My #1 item was a trip to Europe. It took 2 1/2 years to get it but it happened. I spent months pouring over travel sites and places to stay. It was my dream trip but also my living list trip. We were scheduled to go in April of this year. Switzerland, Germany, France, England and Italy. My husband and I never had a honeymoon so this was for just us. I picked amazing places to stay in like a 500-year-old castle in England where Henry the 8th stayed on his honeymoon with Anne Boylen. It is the only Tudor castle you can stay in. I have loved Castle Neuschwanstein in Germany which they based Cinderella’s castle in Disneyland and now I was going to see it. Everything I have dreamed of and hoped for was coming true.
In March before my trip, my friend highly recommended a cardiologist closer to me.I made the appointment and met him. During my exam, he was looking through my past test results and said “I do not think you have heart failure” “What???? What???? How could that be??” My jaw was probably on the ground. He ordered an echo for the following week. The time between that moment and the echo was surreal. Wait a minute, I am dying here. Don’t you understand I’ve been living with a death sentence for over 2 1/2 years? 2, not 1 doctors diagnosed me. The test could not come fast enough.

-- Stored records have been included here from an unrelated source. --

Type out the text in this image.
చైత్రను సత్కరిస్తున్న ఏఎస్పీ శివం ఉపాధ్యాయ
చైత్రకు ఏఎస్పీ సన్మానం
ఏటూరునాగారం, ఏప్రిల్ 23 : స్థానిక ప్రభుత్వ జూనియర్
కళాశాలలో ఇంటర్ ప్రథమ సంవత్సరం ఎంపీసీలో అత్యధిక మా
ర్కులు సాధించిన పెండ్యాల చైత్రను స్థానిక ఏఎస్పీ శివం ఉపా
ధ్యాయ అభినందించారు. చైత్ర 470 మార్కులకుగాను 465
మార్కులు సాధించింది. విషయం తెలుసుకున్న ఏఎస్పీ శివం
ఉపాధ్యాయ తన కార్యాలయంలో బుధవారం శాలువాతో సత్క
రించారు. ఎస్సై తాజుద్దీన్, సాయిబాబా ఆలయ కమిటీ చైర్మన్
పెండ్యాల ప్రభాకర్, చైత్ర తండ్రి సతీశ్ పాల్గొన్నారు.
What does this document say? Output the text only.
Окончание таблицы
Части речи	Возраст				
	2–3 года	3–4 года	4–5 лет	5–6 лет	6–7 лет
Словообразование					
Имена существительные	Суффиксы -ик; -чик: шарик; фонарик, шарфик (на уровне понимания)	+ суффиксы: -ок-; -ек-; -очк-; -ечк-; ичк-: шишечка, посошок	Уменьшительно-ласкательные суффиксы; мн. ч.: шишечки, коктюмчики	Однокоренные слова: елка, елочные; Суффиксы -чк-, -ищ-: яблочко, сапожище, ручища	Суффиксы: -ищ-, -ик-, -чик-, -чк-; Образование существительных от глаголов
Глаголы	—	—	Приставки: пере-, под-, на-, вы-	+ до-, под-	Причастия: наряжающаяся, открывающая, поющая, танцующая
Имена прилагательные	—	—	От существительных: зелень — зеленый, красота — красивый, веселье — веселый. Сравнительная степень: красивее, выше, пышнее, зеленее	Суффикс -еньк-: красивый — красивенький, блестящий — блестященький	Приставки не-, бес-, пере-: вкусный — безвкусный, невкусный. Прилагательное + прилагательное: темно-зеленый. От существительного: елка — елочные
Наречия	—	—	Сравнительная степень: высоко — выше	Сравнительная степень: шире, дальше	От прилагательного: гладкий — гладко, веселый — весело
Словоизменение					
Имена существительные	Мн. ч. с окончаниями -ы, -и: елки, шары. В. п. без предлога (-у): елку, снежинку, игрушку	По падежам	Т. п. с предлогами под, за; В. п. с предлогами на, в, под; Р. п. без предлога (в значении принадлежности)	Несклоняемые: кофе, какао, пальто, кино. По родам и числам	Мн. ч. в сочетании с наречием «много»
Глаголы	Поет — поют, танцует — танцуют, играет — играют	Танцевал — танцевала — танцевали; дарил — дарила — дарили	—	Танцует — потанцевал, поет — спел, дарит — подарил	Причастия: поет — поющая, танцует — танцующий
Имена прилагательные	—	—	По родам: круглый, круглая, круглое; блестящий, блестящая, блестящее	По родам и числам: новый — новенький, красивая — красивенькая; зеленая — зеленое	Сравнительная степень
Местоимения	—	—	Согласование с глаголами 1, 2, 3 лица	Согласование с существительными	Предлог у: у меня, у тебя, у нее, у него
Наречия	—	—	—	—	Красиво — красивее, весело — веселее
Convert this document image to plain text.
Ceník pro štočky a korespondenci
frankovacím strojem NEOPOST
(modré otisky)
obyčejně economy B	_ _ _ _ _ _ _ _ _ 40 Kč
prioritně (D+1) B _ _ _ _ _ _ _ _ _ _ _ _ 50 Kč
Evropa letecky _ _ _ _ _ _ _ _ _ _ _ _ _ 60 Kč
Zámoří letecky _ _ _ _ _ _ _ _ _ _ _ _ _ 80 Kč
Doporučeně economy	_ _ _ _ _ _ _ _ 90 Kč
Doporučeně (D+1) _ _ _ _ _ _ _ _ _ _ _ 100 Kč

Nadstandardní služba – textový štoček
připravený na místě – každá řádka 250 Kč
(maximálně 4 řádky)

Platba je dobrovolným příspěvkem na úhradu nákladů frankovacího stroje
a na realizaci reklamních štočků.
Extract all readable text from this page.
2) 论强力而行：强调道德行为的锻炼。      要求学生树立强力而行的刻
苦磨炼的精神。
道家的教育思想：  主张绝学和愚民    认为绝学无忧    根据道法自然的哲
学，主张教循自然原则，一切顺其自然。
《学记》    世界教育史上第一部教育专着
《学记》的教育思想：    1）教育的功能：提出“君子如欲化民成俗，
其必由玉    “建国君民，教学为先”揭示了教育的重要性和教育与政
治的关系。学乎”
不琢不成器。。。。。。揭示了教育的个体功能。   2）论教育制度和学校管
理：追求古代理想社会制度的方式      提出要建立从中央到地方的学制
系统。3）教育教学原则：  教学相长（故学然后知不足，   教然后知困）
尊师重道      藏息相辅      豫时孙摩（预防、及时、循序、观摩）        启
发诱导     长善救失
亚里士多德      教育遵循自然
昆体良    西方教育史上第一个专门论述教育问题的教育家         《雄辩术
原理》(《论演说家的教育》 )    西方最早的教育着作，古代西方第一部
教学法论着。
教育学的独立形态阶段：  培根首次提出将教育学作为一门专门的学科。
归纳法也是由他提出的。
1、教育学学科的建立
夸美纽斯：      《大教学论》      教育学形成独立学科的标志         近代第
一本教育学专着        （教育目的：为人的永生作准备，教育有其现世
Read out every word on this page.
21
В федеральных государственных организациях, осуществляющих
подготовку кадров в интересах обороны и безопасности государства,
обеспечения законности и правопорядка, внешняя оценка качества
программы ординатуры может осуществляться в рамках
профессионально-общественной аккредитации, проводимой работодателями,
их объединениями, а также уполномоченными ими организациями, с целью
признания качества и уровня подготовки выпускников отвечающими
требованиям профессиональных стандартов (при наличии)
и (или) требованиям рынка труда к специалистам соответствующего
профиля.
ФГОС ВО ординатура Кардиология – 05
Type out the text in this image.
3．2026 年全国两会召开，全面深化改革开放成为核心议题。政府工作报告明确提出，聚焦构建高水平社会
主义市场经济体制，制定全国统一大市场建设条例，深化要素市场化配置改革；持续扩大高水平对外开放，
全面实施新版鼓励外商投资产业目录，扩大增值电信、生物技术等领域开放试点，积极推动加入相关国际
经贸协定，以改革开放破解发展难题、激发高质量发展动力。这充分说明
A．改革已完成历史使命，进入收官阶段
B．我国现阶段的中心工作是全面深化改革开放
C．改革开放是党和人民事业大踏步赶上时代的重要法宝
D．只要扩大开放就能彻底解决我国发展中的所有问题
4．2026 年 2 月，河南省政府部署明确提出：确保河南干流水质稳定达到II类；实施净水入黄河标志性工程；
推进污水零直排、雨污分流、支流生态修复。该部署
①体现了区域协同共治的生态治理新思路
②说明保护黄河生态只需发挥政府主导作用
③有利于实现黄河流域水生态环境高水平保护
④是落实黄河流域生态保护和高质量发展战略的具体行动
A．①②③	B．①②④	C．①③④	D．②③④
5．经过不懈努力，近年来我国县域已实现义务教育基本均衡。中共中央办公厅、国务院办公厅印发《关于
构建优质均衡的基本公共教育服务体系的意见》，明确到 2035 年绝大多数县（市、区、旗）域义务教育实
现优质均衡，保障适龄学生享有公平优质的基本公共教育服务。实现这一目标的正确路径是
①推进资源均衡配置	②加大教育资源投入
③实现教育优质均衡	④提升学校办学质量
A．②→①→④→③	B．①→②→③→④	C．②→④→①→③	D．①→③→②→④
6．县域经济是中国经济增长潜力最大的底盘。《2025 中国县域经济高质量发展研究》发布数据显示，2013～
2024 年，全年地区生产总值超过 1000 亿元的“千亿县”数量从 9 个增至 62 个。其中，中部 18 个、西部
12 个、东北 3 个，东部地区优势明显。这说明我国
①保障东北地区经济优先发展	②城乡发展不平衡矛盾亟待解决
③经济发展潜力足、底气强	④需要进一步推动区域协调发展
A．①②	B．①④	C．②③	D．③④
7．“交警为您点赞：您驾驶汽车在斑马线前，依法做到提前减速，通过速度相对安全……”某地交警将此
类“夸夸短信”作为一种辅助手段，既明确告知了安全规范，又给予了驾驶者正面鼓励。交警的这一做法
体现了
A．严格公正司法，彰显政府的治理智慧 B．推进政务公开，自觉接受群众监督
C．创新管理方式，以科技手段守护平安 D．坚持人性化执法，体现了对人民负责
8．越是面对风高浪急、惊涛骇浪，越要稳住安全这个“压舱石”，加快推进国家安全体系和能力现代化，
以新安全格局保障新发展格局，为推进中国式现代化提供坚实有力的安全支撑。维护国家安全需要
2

The test was done and he called to tell me I do not have congestive heart failure. Yes, I do have diastolic dysfunction but not heart failure now. I more than likely will later but I am not living with it currently. It took some time to process this. All the things I did not do because of it and all the worry that my friends and family had dealt with. But then I thought, wait a minute. If it had not been for that I would not have bought a mini, booked a trip to Europe or spend all my time with my husband, kids, and grandkids. I would not have been as active in the heart walks and try to inspire others to live every day to the fullest.
After our visit to Neuschwanstein, we had a horse drawn carriage take us down the hill and we had dinner. During the meal, I got a little emotional. My husband asked why and I said “When I booked this trip I thought it was my bucket list trip, that I was slowly dying and now I can come back in 10, 15 or 20 years to see this again” So my advice is to never, ever give up hope or faith. Even if you are facing something like that, as long as you have a breath in you, make it amazing. Tell everyone you love that you love them, eat dessert first, take chances, give bear hugs, live with no regrets and have a eulogy so fantastic it will make your kids cringe.